Kara se sentiu mal por ter sido pega.
       
-- Desculpe, eu só não gosto de me atrasar pra nada. Mas ainda dá tempo de conversar mais um pouco. E, olhe, eu não tenho nada a ver com os casos mais importantes.
       
-- Nem brinca, Kara, está em todos os jornais que o caso Simmons ficou com a Martelli. Até o professor de Direito Penal comentou ele na aula.
       
-- É...
       
-- Todo mundo olhou pra você nessa hora -- Lucy riu.
       
-- Nem foi todo mundo. E não posso contar nada, né?
       
-- Claro, eu entendo. É um mundo muito cruel, quem fica de boca fechada vai mais longe.
       
-- Exatamente.
       
-- Sinceramente, posso não saber o que eu quero, mas já sei o que eu não quero, e é Direito Penal.
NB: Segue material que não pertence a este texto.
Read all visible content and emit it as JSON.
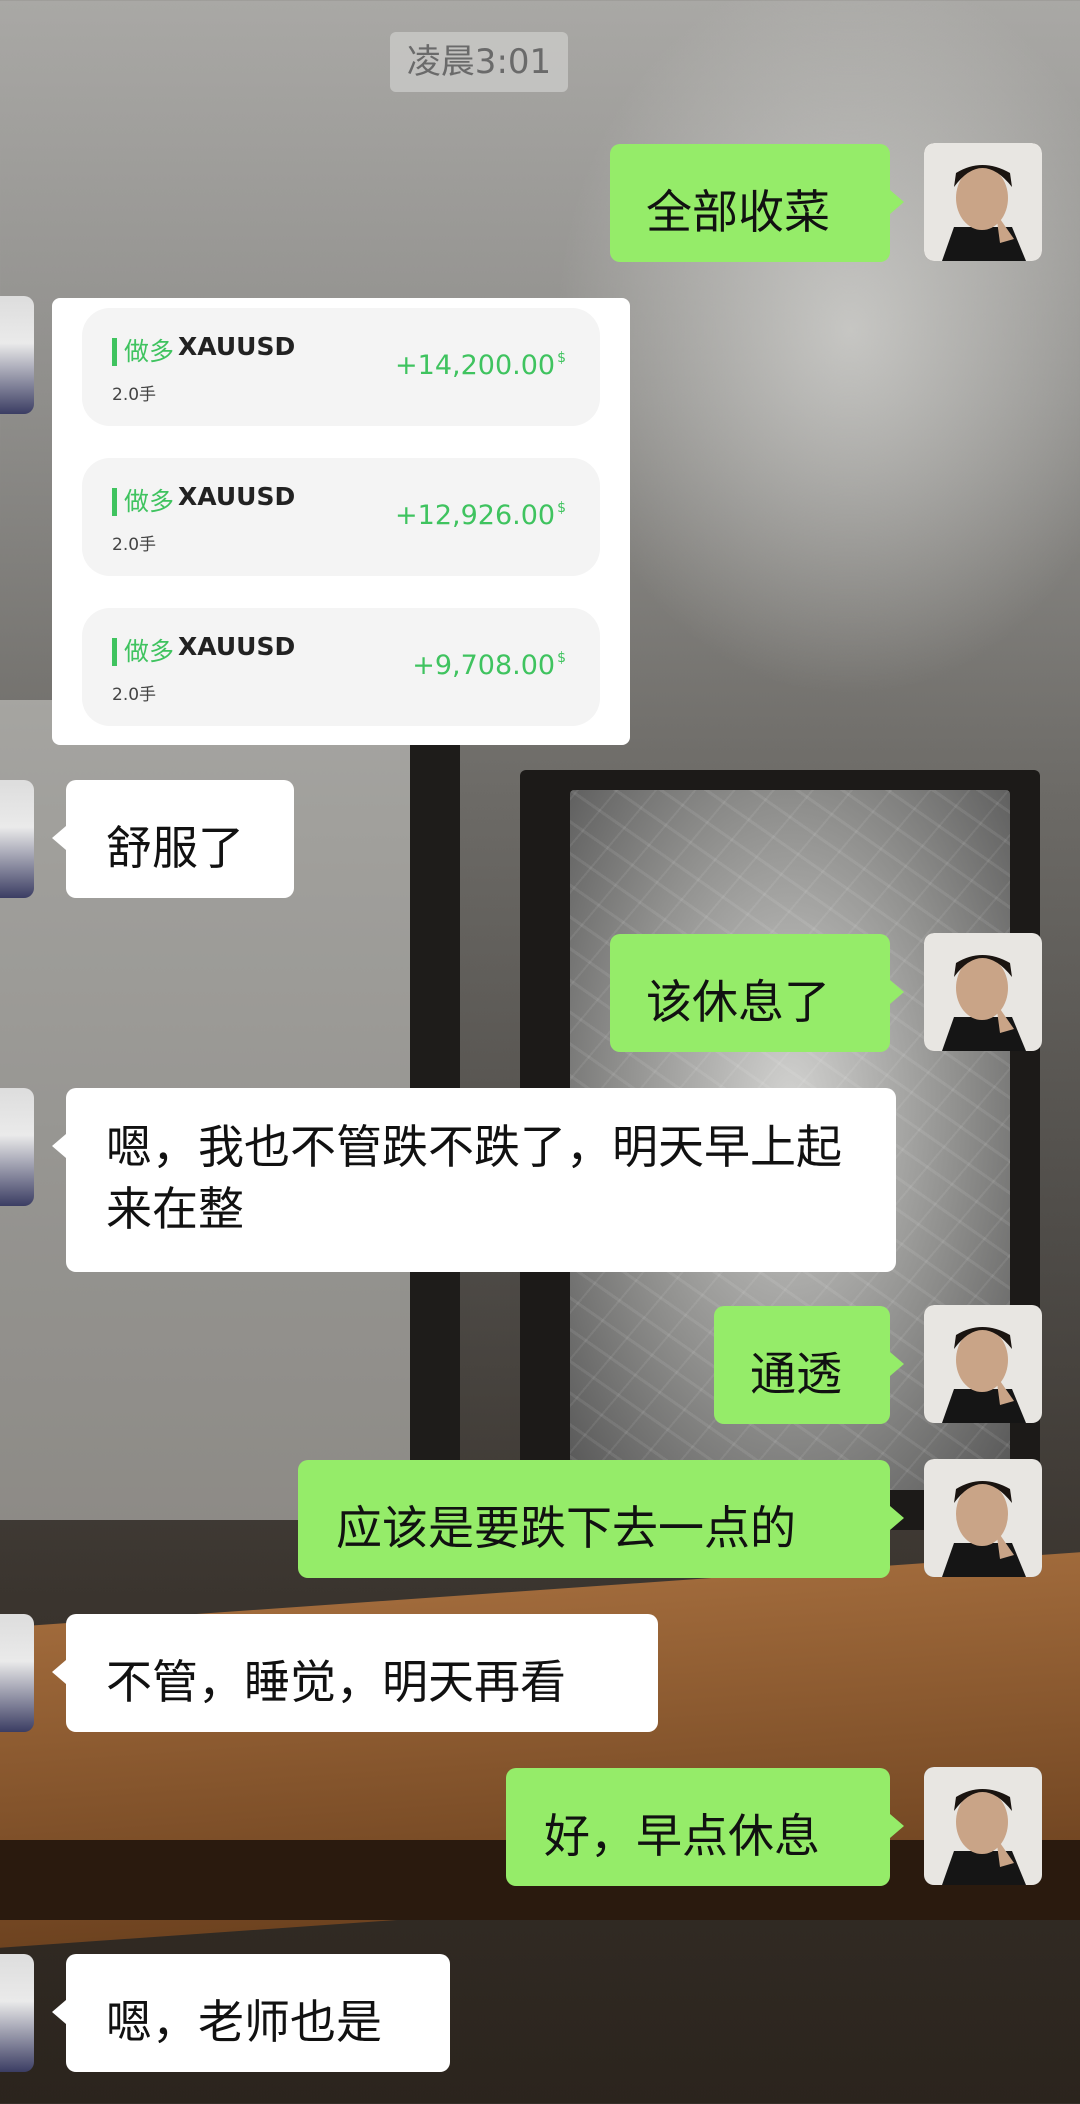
{
  "timestamp": "凌晨3:01",
  "trades": [
    {
      "direction": "做多",
      "symbol": "XAUUSD",
      "lots": "2.0手",
      "profit": "+14,200.00",
      "unit": "$"
    },
    {
      "direction": "做多",
      "symbol": "XAUUSD",
      "lots": "2.0手",
      "profit": "+12,926.00",
      "unit": "$"
    },
    {
      "direction": "做多",
      "symbol": "XAUUSD",
      "lots": "2.0手",
      "profit": "+9,708.00",
      "unit": "$"
    }
  ],
  "messages": [
    {
      "sender": "me",
      "text": "全部收菜"
    },
    {
      "sender": "them",
      "text": "舒服了"
    },
    {
      "sender": "me",
      "text": "该休息了"
    },
    {
      "sender": "them",
      "text": "嗯，我也不管跌不跌了，明天早上起来在整"
    },
    {
      "sender": "me",
      "text": "通透"
    },
    {
      "sender": "me",
      "text": "应该是要跌下去一点的"
    },
    {
      "sender": "them",
      "text": "不管，睡觉，明天再看"
    },
    {
      "sender": "me",
      "text": "好，早点休息"
    },
    {
      "sender": "them",
      "text": "嗯，老师也是"
    }
  ],
  "colors": {
    "my_bubble": "#95ec69",
    "their_bubble": "#ffffff",
    "profit": "#3fc35f"
  }
}
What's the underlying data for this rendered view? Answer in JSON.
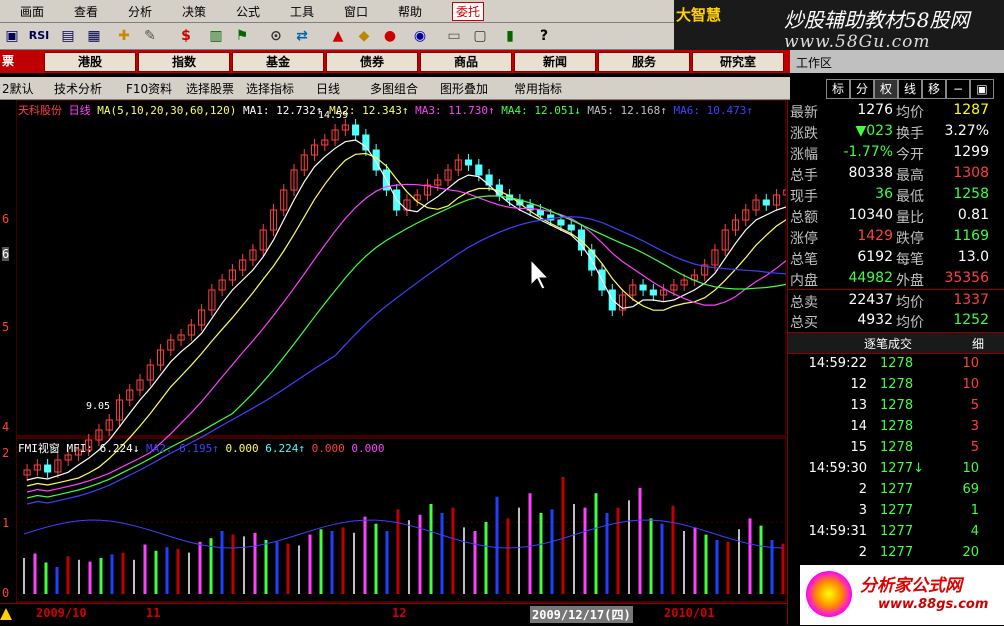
{
  "menu": [
    "画面",
    "查看",
    "分析",
    "决策",
    "公式",
    "工具",
    "窗口",
    "帮助",
    "委托"
  ],
  "brand": {
    "logo": "大智慧",
    "title": "炒股辅助教材58股网",
    "url": "www.58Gu.com"
  },
  "funcbar": [
    "票",
    "港股",
    "指数",
    "基金",
    "债券",
    "商品",
    "新闻",
    "服务",
    "研究室"
  ],
  "workarea": "工作区",
  "tabstrip": [
    "2默认",
    "技术分析",
    "F10资料",
    "选择股票",
    "选择指标",
    "日线",
    "多图组合",
    "图形叠加",
    "常用指标"
  ],
  "rtabs": [
    "标",
    "分",
    "权",
    "线",
    "移"
  ],
  "chart": {
    "header": {
      "name": "天科股份",
      "period": "日线",
      "ma": "MA(5,10,20,30,60,120)",
      "ma1": "MA1: 12.732↑",
      "ma2": "MA2: 12.343↑",
      "ma3": "MA3: 11.730↑",
      "ma4": "MA4: 12.051↓",
      "ma5": "MA5: 12.168↑",
      "ma6": "MA6: 10.473↑"
    },
    "high_label": "14.59",
    "low_label": "9.05",
    "y_ticks": [
      "6",
      "6",
      "5",
      "4"
    ],
    "ind_header": {
      "name": "FMI视窗",
      "mfi": "MFI: 6.224↓",
      "a": "MA2: 6.195↑",
      "b": "0.000",
      "c": "6.224↑",
      "d": "0.000",
      "e": "0.000"
    },
    "ind_ticks": [
      "2",
      "1",
      "0"
    ],
    "colors": {
      "up": "#ff4040",
      "down": "#54ffff",
      "ma1": "#ffffff",
      "ma2": "#ffff60",
      "ma3": "#ff40ff",
      "ma4": "#40ff40",
      "ma5": "#c0c0c0",
      "ma6": "#4040ff"
    }
  },
  "dates": [
    "2009/10",
    "11",
    "12",
    "2009/12/17(四)",
    "2010/01"
  ],
  "quote": [
    {
      "l1": "最新",
      "v1": "1276",
      "l2": "均价",
      "v2": "1287",
      "c1": "#ffffff",
      "c2": "#ffff00"
    },
    {
      "l1": "涨跌",
      "v1": "▼023",
      "l2": "换手",
      "v2": "3.27%",
      "c1": "#40ff40",
      "c2": "#ffffff"
    },
    {
      "l1": "涨幅",
      "v1": "-1.77%",
      "l2": "今开",
      "v2": "1299",
      "c1": "#40ff40",
      "c2": "#ffffff"
    },
    {
      "l1": "总手",
      "v1": "80338",
      "l2": "最高",
      "v2": "1308",
      "c1": "#ffffff",
      "c2": "#ff4040"
    },
    {
      "l1": "现手",
      "v1": "36",
      "l2": "最低",
      "v2": "1258",
      "c1": "#40ff40",
      "c2": "#40ff40"
    },
    {
      "l1": "总额",
      "v1": "10340",
      "l2": "量比",
      "v2": "0.81",
      "c1": "#ffffff",
      "c2": "#ffffff"
    },
    {
      "l1": "涨停",
      "v1": "1429",
      "l2": "跌停",
      "v2": "1169",
      "c1": "#ff4040",
      "c2": "#40ff40"
    },
    {
      "l1": "总笔",
      "v1": "6192",
      "l2": "每笔",
      "v2": "13.0",
      "c1": "#ffffff",
      "c2": "#ffffff"
    },
    {
      "l1": "内盘",
      "v1": "44982",
      "l2": "外盘",
      "v2": "35356",
      "c1": "#40ff40",
      "c2": "#ff4040"
    },
    {
      "l1": "总卖",
      "v1": "22437",
      "l2": "均价",
      "v2": "1337",
      "c1": "#ffffff",
      "c2": "#ff4040"
    },
    {
      "l1": "总买",
      "v1": "4932",
      "l2": "均价",
      "v2": "1252",
      "c1": "#ffffff",
      "c2": "#40ff40"
    }
  ],
  "ticks_header": {
    "title": "逐笔成交",
    "right": "细"
  },
  "ticks": [
    {
      "t": "14:59:22",
      "p": "1278",
      "v": "10",
      "pc": "#40ff40",
      "vc": "#ff4040"
    },
    {
      "t": "12",
      "p": "1278",
      "v": "10",
      "pc": "#40ff40",
      "vc": "#ff4040"
    },
    {
      "t": "13",
      "p": "1278",
      "v": "5",
      "pc": "#40ff40",
      "vc": "#ff4040"
    },
    {
      "t": "14",
      "p": "1278",
      "v": "3",
      "pc": "#40ff40",
      "vc": "#ff4040"
    },
    {
      "t": "15",
      "p": "1278",
      "v": "5",
      "pc": "#40ff40",
      "vc": "#ff4040"
    },
    {
      "t": "14:59:30",
      "p": "1277↓",
      "v": "10",
      "pc": "#40ff40",
      "vc": "#40ff40"
    },
    {
      "t": "2",
      "p": "1277",
      "v": "69",
      "pc": "#40ff40",
      "vc": "#40ff40"
    },
    {
      "t": "3",
      "p": "1277",
      "v": "1",
      "pc": "#40ff40",
      "vc": "#40ff40"
    },
    {
      "t": "14:59:31",
      "p": "1277",
      "v": "4",
      "pc": "#40ff40",
      "vc": "#40ff40"
    },
    {
      "t": "2",
      "p": "1277",
      "v": "20",
      "pc": "#40ff40",
      "vc": "#40ff40"
    }
  ],
  "watermark": {
    "title": "分析家公式网",
    "url": "www.88gs.com"
  }
}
Imagine só, conviver com gente tipo essa viúva aí, que meteu uma bala na cabeça do pai do próprio filho.
       
-- Até que se prove o contrário, ela é inocente -- disse Kara.
       
-- Ah, mas todo mundo sabe que é culpada. Nesses casos a defesa só pode mesmo tentar aliviar a pena dela.
       
-- Ou não -- Kara estava começando a gostar demais do seu tom altivo.
       
-- Tá brincando? Vai dizer que a doutora Luthor vai alegar inocência da cliente?
       
-- Não, não -- Kara tentou se descontrair.
       
Lucy riu e sorveu seu suco.
       
-- E a mudança, foi tranquila? Vou mudar de assunto porque notei que você não gosta de comentar. Não quero te deixar chateada.
       
-- Você não deixa. E a mudança foi legal. Quando estiver tudo arrumado eu te chamo pra ir lá em casa, conhecer. Agora tá uma bagunça, eu ainda nem dormi uma noite lá.
       
O olhar de Lucy foi significativo e Kara se arrependeu imediatamente do que dissera.
       
-- Hmmm. Sinto cheiro de romance.
       
-- Nada, dormi na casa de uns amigos -- mentiu. -- Bem, agora eu tenho mesmo de ir. Nos vemos na aula, amanhã?
       
-- Claro.
       
Kara ocupou sua mesa e imediatamente retomou o trabalho do dia anterior. Distraiu-se com isso por cerca de duas horas, até o aparecimento de Jim, que lhe fez algumas perguntas de caráter pessoal das quais ela se saiu muito bem sem precisar mencionar muita coisa e nem parecer chata.
       
Já no final do expediente ela resolveu ir falar com Lena sobre uma dúvida que lhe surgira, e pelo péssimo costume de entrar sem bater, interrompeu uma discussão inflamada entre ela e o dono da firma.
       
-- Am... Desculpa, eu volto depois -- disse, sem saber onde se enfiar.
       
-- Fique -- disse George, enérgico. -- Eu já terminei -- ele olhou para Lena seriamente. -- Daqui a poucos anos eu já terei quem colocar no seu lugar, então controle o seu gênio, ou também saberei perder a minha cabeça, doutora.
       
Kara deu espaço para que ele saísse pela porta e se aproximou da mesa da amiga, hesitante.
       
-- Algum problema, Kara?
       
-- N... Não. Desculpa, eu deveria ter batido.
       
-- Quer falar comigo?
       
-- É só um recurso bobo, pode ser depois. Como está?
       
-- Como sempre.
       
-- Ele parecia furioso.
       
-- Engraçado, eu não notei.
       
Kara sorriu.
       
-- Ainda o mesmo problema com o caso Simmons?
       
-- O “mesmo”? Não pensei que o caso tivesse algum.
       
-- O Jim me contou.
       
-- Oh, quem poderia imaginar. A língua dele é quase do tamanho da sua.
       
-- E por isso, bem menor que a sua cara de tacho, agora.
       
Lena estreitou os olhos.
       
-- Uma palavra minha e você dança aqui dentro. Pensou nisso antes de me provocar?
       
-- Claro. Tenho sempre em mente a imensa popularidade da qual você goza com o doutor Martelli. Acabei de ter mostras disso.
       
A advogada engoliu qualquer coisa que pudesse ter planejado dizer em seguida.
       
-- Então... -- inclinou-se na direção de Kara. -- O recurso bobo...
       
-- Ah sim...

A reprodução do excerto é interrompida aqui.